(FiveNation.com)- In Season 5 of The Crown, Princess Diana’s covert biographer claimed that listening to her taped confessions concerning King Charles III’s affair was like “going through the wardrobe in Narnia.”
Even as the public accused him of fabricating the shocking findings in his explosive biography Diana: Her True Story, Andrew Morton said he had received two warnings that attempts were being made to identify the source.
Diana served as his insider and—as the Netflix series depicts—made tape recordings for him in which she detailed the full scope of her battles with bulimia and suicidal thoughts in the context of Charles’ affair with Camilla, the current Queen Consort, in detail.
The princess, played by Elizabeth Debicki, is shown sneaking the cassettes out of Kensington Palace with the help of James Colthurst, a friend.
This season of The Crown will have a narrative that may seem more at home in a thriller than a scene from natural royal history, including a burglary that viewers may begin to believe, is intentional.
Even though the setting was different, it was a true-to-life moment.
The news of Charles’ affair shocked everyone in Britain, and by the time of his divorce in 1996, he had dropped to 41% on the identical Ipsos Mori survey question.
Many members of the public and commentariat chose not to believe the story offered in the book in the immediate aftermath, not realizing Diana was his covert source.
Some bookstores and grocery stores refused to carry it because they thought it was sleazy rumors.

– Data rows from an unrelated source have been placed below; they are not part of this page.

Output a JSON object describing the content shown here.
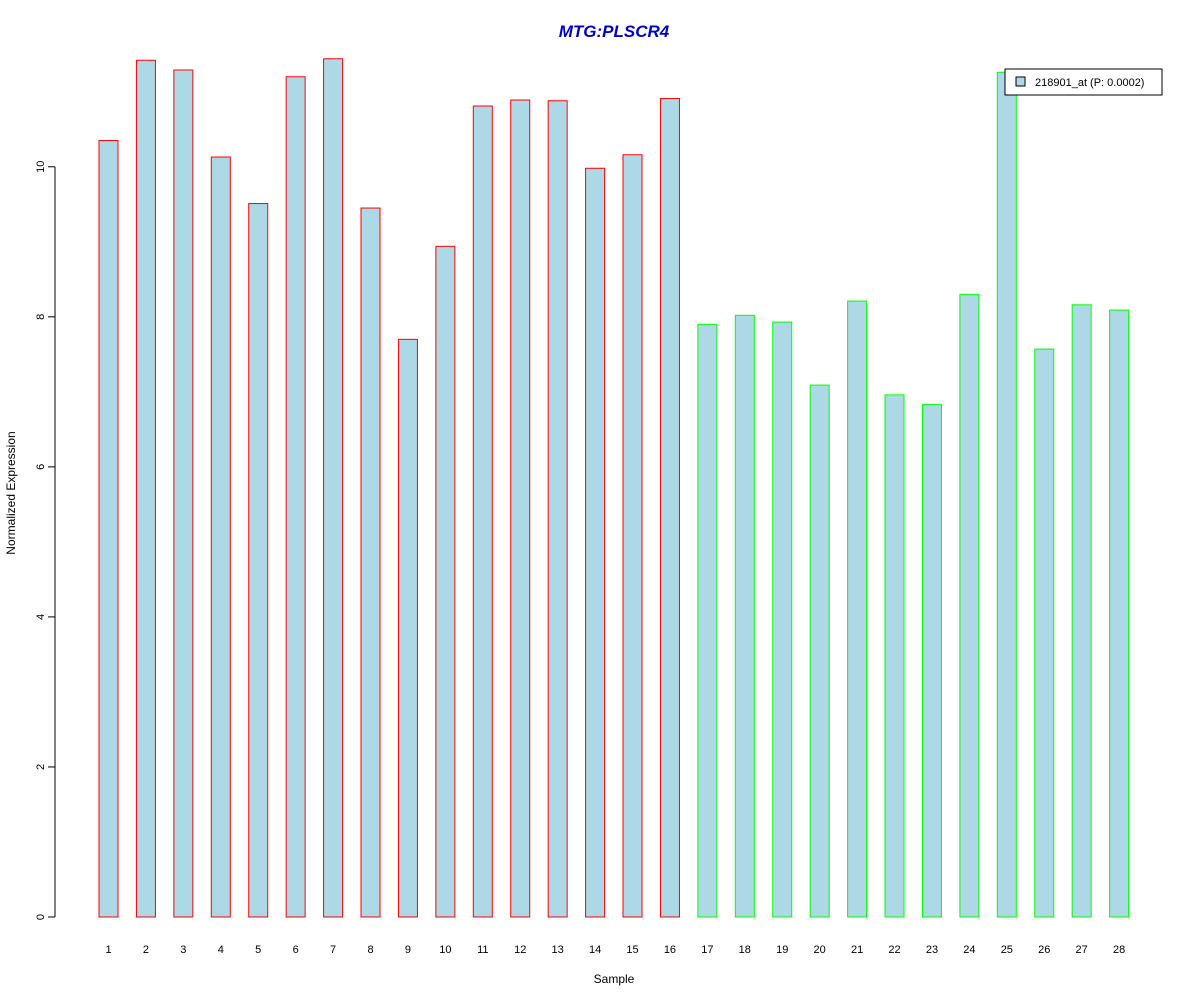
{
  "chart_data": {
    "type": "bar",
    "title": "MTG:PLSCR4",
    "xlabel": "Sample",
    "ylabel": "Normalized Expression",
    "ylim": [
      0,
      11.45
    ],
    "yticks": [
      0,
      2,
      4,
      6,
      8,
      10
    ],
    "ytick_labels": [
      "0",
      "2",
      "4",
      "6",
      "8",
      "10"
    ],
    "categories": [
      "1",
      "2",
      "3",
      "4",
      "5",
      "6",
      "7",
      "8",
      "9",
      "10",
      "11",
      "12",
      "13",
      "14",
      "15",
      "16",
      "17",
      "18",
      "19",
      "20",
      "21",
      "22",
      "23",
      "24",
      "25",
      "26",
      "27",
      "28"
    ],
    "series": [
      {
        "name": "218901_at (P: 0.0002)",
        "values": [
          10.35,
          11.42,
          11.29,
          10.13,
          9.51,
          11.2,
          11.44,
          9.45,
          7.7,
          8.94,
          10.81,
          10.89,
          10.88,
          9.98,
          10.16,
          10.91,
          7.9,
          8.02,
          7.93,
          7.09,
          8.21,
          6.96,
          6.83,
          8.3,
          11.26,
          7.57,
          8.16,
          8.09
        ],
        "fill_color": "#add8e6"
      }
    ],
    "bar_border_colors": [
      "#ff0000",
      "#ff0000",
      "#ff0000",
      "#ff0000",
      "#ff0000",
      "#ff0000",
      "#ff0000",
      "#ff0000",
      "#ff0000",
      "#ff0000",
      "#ff0000",
      "#ff0000",
      "#ff0000",
      "#ff0000",
      "#ff0000",
      "#ff0000",
      "#00ff00",
      "#00ff00",
      "#00ff00",
      "#00ff00",
      "#00ff00",
      "#00ff00",
      "#00ff00",
      "#00ff00",
      "#00ff00",
      "#00ff00",
      "#00ff00",
      "#00ff00"
    ],
    "legend": {
      "placement": "top-right",
      "entries": [
        {
          "label": "218901_at (P: 0.0002)",
          "fill_color": "#add8e6"
        }
      ]
    },
    "grid": false
  },
  "colors": {
    "title": "#0000cd",
    "axis": "#000000",
    "background": "#ffffff"
  }
}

Before the break-in, Morton had two warnings that his source was being sought after as the fairy story of a successful royal marriage fell apart.
Richard Kay, a former Daily Mail journalist who had connections before becoming friends with Diana, and Arthur Edwards, a well-known photographer with contacts in the royal protection team, called him separately, the man claimed.
“Watch your phones, watch what you say, and watch what you do,” they both warned, as “they are very carefully looking for your source.”
Morton says he would have been lynched if social media had existed at the time, and members of Parliament wanted to send him to the Tower of London.
Booksellers, Hatchards, and supermarkets like Tesco banned the book because they claimed it was untrue. The Crown has experienced a similar backlash in the British media in a case of history repeating itself.